On 11/08/07, Guido van Rossum <guido@python.org> wrote:
On 8/11/07, Tony Lownds <tony@pagedna.com> wrote:
Is this ok: when newline='\r\n' or newline='\r' is passed, only that string is used to determine the end of lines. No translation to '\n' is done.
I *think* it would be more useful if it always returned lines ending in \n (not \r\n or \r). Wouldn't it? Although this is not how it currently behaves; when you set newline='\r\n', it returns the \r\n unchanged, so it would make sense to do this too when newline='\r'. Caveat user I guess.

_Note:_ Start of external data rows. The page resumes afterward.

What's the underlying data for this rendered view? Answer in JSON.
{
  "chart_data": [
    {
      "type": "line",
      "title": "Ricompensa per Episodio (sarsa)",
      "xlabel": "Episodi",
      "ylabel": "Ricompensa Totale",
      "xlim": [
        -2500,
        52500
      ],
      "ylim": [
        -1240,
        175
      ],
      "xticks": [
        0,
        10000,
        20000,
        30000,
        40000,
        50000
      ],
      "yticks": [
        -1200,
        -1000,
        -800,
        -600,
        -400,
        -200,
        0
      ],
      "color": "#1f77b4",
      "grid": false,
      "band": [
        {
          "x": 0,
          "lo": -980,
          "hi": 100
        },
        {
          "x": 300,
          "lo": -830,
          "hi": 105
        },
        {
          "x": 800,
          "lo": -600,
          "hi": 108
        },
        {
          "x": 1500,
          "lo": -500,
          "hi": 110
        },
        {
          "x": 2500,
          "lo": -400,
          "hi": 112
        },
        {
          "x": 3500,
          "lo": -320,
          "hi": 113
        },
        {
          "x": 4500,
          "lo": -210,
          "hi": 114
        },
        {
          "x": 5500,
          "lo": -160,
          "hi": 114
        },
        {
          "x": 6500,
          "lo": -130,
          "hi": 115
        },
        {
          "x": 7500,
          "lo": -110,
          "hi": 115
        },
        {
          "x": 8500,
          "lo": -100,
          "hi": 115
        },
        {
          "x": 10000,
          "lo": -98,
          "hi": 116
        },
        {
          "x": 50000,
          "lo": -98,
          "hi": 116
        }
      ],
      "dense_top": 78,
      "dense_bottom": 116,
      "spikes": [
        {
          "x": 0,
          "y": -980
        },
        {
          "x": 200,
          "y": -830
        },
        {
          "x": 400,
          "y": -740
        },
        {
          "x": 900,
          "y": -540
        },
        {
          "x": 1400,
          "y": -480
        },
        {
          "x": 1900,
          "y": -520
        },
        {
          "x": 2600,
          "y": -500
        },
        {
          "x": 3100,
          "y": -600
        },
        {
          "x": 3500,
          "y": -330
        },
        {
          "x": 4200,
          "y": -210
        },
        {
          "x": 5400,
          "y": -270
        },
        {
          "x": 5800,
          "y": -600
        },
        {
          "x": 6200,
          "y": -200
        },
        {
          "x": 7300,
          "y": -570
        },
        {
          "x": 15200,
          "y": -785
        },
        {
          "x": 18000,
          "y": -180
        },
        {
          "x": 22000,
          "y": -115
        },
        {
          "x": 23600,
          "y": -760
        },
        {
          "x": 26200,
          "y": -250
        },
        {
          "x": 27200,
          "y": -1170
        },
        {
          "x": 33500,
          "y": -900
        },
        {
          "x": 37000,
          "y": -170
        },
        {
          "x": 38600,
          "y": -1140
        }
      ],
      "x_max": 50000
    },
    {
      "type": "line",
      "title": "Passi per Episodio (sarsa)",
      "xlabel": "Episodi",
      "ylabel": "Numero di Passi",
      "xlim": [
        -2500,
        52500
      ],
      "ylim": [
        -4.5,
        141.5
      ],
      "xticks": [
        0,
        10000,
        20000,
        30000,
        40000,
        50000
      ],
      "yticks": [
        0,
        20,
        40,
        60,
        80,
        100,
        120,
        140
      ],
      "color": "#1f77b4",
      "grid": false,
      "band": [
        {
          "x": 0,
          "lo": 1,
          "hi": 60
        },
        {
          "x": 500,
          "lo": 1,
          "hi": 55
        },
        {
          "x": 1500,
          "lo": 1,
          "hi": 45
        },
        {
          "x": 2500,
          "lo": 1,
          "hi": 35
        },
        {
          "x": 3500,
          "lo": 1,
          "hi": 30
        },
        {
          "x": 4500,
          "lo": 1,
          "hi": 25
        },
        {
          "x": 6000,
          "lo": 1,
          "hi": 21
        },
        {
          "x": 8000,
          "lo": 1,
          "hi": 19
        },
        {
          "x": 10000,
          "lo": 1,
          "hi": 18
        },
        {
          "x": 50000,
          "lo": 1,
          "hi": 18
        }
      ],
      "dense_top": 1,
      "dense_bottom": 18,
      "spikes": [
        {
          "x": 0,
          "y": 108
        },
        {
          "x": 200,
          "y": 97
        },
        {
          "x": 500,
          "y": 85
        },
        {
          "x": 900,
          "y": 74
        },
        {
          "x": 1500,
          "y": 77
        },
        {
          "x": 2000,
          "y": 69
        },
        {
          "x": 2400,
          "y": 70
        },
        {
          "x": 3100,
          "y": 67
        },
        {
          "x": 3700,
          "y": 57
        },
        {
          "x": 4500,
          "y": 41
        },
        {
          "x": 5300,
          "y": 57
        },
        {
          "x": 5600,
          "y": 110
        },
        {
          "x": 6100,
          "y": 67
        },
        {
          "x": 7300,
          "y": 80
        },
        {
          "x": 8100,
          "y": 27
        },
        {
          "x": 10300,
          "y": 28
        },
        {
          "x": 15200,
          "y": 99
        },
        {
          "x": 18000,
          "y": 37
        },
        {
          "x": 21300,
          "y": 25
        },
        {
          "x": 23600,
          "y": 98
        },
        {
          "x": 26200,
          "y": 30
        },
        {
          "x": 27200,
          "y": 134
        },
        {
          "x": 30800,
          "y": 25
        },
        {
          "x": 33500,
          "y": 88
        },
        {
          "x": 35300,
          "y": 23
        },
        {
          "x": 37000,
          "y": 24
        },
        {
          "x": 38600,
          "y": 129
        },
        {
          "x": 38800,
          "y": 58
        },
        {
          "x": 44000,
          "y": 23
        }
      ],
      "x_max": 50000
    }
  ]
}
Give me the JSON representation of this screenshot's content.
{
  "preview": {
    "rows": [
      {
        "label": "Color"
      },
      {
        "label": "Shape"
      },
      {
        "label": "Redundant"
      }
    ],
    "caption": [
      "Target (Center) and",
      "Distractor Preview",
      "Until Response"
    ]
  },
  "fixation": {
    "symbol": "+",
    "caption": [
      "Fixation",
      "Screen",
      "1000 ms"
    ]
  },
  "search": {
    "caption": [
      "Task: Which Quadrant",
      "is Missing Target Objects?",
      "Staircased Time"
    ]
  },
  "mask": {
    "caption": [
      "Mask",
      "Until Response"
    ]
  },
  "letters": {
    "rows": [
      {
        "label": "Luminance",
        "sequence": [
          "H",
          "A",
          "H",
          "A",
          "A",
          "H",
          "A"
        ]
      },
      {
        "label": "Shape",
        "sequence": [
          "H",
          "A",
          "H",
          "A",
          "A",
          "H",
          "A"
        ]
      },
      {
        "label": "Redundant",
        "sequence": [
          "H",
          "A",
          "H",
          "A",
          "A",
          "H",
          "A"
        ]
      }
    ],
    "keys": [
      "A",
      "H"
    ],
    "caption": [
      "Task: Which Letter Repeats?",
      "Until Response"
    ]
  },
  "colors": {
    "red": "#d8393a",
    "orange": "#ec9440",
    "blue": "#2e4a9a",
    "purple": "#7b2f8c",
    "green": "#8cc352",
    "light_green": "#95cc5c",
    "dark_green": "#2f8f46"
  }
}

Neither this wording, nor the PEP are clear to me, but I'm assuming/hoping that there will be a way to spell the current behaviour for universal newlines on input[1], namely that files can have *either* bare \n, *or* the combination \r\n, to delimit lines. Whichever is used (I have no need for mixed-style files) gets translated to \n so that the program sees the same data regardless. [1] ... at least the bit I care about :-) This behaviour is immensely useful for uniform treatment of Windows text files, which are an inconsistent mess of \n-only and \r\n conventions. Specifically, I'm looking to replicate this behaviour:
xxd crlf 0000000: 610d 0a62 0d0a a..b..
xxd lf 0000000: 610a 620a a.b.
python Python 2.5.1 (r251:54863, Apr 18 2007, 08:51:08) [MSC v.1310 32 bit (Intel)] on win32 Type "help", "copyright", "credits" or "license" for more information.
open('crlf').read() 'a\nb\n' open('lf').read() 'a\nb\n'
As demonstrated, this is the default in Python 2.5. I'd hope it was so in 3.0 as well. Sorry I can't test this for myself - I don't have the time/toolset to build my own Py3k on Windows... Paul.